Nov 20, 2016

The End of the Republican Party

A couple of days ago on the way somewhere, we pulled up to a stoplight behind a pickup truck that had a prominent bumper sticker that said, "PRESIDENT TRUMP. DEAL WITH IT." And I lost it. I yelled "F--k you!" several times along with a couple of other choice epithets. Daniel, who was driving, was fortunately a lot more restrained.

Afterward, I was ashamed. (As well as thankful that the guy driving the truck didn't get out with a gun and shoot us.) It is not like me to yell obscenities, and it did absolutely no good. I had descended to their level, the level of this surge of white nationalist anger and hate. These people who voted for Trump have chosen an authoritarian and possibly fascist government, but I can't believe most of them really knew the ramifications of their choice, or that they'll be happy with what happens next.

What do these wide-eyed, hate-spewing Trump fans think he's going to do for them? Bring back manufacturing jobs that will never return? Rid the country of everyone who isn't white? Good luck with that, guys. Honestly, I think a lot of Trump's popularity comes from the fact that he had a popular television show, so people think they know the real him. Or do they love him because he's rich and lives on Park Avenue and has a beautiful trophy wife, and they'd love to believe they could someday have the same? Maybe it was just a chance for them to give the finger to liberals and progressives.

So obviously, this election has been hard for me. I actually cried, and more than once. I was excited about the possibility of a woman for president, and I mean a woman who is qualified for the job, not a flapping ignorant lunatic like Sarah Palin. But no. After eight successful years with our first black president, what did we get? A smack in the face and a backward march to the 1950s. Greater racial divisions. A good chance that women will be stripped of their reproductive choices. A better chance of yet another war piled onto the ones we're already waging, because that's what Republican presidents do: they start wars. Wars are good for business, after all. And it's mostly poor people and people of color who have to fight those wars, people that most Republicans don't seem to care about.

The Republicans in Congress are wildly excited right now. They have the light of unbridled power sparkling in their eyes. They're going to do all those things they've always wanted to do, starting with killing Obamacare, taking down Social Security and Medicare, reversing Roe v. Wade, scaling back environmental protections (China made up climate change, you know) and Wall Street regulations.
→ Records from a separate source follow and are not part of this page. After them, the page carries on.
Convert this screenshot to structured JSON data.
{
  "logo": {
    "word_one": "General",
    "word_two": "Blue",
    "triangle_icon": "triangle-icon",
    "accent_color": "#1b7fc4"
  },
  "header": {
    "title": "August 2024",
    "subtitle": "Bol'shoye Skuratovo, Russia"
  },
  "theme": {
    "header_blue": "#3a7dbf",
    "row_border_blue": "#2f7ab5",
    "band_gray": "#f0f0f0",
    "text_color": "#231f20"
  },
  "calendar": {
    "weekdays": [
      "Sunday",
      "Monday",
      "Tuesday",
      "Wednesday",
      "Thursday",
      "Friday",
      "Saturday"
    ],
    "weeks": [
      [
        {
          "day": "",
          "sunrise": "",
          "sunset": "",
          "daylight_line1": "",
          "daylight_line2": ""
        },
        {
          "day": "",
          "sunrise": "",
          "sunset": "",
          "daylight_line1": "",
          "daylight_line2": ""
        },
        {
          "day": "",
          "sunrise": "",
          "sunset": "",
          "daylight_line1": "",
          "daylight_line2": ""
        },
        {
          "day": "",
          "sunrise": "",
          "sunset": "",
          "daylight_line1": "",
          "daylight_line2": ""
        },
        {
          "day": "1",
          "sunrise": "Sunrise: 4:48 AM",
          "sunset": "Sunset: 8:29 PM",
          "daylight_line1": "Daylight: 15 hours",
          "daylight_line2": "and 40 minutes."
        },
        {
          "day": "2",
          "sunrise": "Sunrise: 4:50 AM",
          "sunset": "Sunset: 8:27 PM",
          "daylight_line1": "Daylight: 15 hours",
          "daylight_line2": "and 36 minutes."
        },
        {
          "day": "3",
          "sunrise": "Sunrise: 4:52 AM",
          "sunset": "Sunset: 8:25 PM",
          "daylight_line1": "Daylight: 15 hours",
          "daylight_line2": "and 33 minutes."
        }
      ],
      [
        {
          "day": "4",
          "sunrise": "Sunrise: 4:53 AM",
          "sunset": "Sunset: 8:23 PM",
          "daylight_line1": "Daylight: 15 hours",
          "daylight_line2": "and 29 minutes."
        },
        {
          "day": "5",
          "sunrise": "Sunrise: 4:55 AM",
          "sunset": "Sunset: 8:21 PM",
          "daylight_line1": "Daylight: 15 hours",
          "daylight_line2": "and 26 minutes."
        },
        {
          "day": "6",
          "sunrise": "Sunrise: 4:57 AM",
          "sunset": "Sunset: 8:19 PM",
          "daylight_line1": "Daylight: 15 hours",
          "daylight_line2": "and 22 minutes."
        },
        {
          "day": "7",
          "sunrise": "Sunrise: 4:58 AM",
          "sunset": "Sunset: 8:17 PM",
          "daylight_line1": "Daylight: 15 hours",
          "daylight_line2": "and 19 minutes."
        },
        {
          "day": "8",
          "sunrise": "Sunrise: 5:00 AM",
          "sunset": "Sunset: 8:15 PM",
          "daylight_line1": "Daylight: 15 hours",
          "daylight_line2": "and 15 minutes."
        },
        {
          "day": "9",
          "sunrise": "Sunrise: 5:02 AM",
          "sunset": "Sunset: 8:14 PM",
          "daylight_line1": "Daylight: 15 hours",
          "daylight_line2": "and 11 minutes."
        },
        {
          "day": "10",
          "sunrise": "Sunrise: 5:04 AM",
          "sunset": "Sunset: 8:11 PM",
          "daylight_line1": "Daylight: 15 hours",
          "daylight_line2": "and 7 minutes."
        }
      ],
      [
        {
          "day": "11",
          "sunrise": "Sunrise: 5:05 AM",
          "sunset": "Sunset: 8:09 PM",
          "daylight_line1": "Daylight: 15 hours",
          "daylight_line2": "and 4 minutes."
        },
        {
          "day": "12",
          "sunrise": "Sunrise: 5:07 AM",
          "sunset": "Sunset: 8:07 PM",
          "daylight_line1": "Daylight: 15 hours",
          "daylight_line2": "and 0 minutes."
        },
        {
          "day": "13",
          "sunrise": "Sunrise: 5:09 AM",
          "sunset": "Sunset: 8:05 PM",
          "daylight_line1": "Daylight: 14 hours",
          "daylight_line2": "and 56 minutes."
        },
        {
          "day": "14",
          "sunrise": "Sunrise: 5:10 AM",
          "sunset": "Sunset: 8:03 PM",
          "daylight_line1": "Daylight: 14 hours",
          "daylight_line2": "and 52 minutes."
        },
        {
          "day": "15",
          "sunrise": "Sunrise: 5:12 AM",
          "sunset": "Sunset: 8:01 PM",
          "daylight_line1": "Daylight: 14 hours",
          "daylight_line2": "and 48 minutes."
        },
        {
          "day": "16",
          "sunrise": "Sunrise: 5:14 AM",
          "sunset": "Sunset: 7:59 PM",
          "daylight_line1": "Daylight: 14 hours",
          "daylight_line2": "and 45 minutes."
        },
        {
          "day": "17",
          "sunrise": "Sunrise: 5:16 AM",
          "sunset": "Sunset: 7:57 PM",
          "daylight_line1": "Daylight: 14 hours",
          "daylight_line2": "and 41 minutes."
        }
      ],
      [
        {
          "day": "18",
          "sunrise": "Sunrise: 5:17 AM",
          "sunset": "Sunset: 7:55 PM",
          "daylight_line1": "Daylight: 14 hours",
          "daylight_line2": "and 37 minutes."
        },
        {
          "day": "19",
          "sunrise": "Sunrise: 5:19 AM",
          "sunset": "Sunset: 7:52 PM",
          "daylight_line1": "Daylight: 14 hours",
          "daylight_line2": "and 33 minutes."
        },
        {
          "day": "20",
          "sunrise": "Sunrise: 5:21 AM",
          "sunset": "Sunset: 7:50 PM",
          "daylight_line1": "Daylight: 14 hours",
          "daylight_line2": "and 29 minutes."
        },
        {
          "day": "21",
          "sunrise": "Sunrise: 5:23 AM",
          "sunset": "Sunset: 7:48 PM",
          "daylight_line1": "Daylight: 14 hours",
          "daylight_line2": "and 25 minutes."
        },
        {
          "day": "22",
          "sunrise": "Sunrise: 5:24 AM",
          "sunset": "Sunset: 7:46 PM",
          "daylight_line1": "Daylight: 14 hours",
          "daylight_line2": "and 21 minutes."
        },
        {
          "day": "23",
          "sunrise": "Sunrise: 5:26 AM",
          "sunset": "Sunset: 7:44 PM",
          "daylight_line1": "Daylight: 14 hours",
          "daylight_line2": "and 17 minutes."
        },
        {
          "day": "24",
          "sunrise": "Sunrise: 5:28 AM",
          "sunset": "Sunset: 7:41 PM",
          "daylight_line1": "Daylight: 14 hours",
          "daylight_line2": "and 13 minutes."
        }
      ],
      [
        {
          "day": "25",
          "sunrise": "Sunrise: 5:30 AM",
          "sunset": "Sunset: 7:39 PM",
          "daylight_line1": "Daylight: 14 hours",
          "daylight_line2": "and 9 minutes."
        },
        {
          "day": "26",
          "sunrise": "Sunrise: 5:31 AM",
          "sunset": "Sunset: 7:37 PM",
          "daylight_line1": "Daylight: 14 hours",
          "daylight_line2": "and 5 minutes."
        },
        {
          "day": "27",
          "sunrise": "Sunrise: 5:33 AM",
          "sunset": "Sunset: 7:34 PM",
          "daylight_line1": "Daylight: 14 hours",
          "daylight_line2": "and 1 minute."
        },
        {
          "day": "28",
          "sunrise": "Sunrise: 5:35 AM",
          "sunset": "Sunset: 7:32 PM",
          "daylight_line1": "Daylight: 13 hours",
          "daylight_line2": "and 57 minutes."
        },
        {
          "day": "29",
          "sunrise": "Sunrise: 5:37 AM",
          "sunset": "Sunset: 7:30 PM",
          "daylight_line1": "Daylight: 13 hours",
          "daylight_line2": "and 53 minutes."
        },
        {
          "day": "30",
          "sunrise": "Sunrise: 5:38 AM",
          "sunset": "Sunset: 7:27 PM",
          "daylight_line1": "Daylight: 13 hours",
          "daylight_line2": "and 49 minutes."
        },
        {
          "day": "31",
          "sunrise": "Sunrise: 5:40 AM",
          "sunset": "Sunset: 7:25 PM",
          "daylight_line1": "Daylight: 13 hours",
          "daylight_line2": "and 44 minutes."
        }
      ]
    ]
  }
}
It makes me feel sick inside, thinking of how their policies will hurt the people of the world.

But at the same time, I feel that this will be the end of the Republican Party, that there's no coming back from this sort of darkness. The political pendulum exists in this country, and the harder it swings in one direction, the further it swings in return. Look at the Vietnam War bringing on the protests of the 1960s, at George W. Bush followed by Barack Obama, and I'm sure there are plenty of other examples in our history. The Republican Party has moved from reasonable fiscal conservatism, to the Bush/Cheney neocons, to the Tea Party, and now they're dipping their toes into fascism. Putin and ISIS were thrilled by the election of Donald Trump, because they see within it the seeds of our destruction.

It is difficult for me to believe that we cannot bring our country back from this brink. The antiquated Electoral College gave Trump the presidency, not the American people. More young people in this country are progressive and tolerant, while the majority of the Republican Party is old and white. They're the past. Progressives are the future.

Please, God.

2 comments:

Grace F. said...

Good post. I'm glad that guy didn't shoot you. :) I'm also trying to be positive, but it isn't easy.

Natasha said...

I feel this election was a choice between pest (Wall Street Hillary, who has repeatedly supported aggressive wars, which have killed thousands of innocent people – including children) and cholera (well, Trump). That's not a problem only in the US but all over the world (UK, Germany, etc.). That just happens when the only "value" left and bowed to by all major parties is making profit at all human costs.


It's, as novelist Teju Cole rightly says, "A Time for Refusal".

"Evil settles into everyday life when people are unable or unwilling to recognize it. It makes its home among us when we are keen to minimize it or describe it as something else."

Epic piece. As long as there are people out there, writing such stuff, I do still have hope for humanity.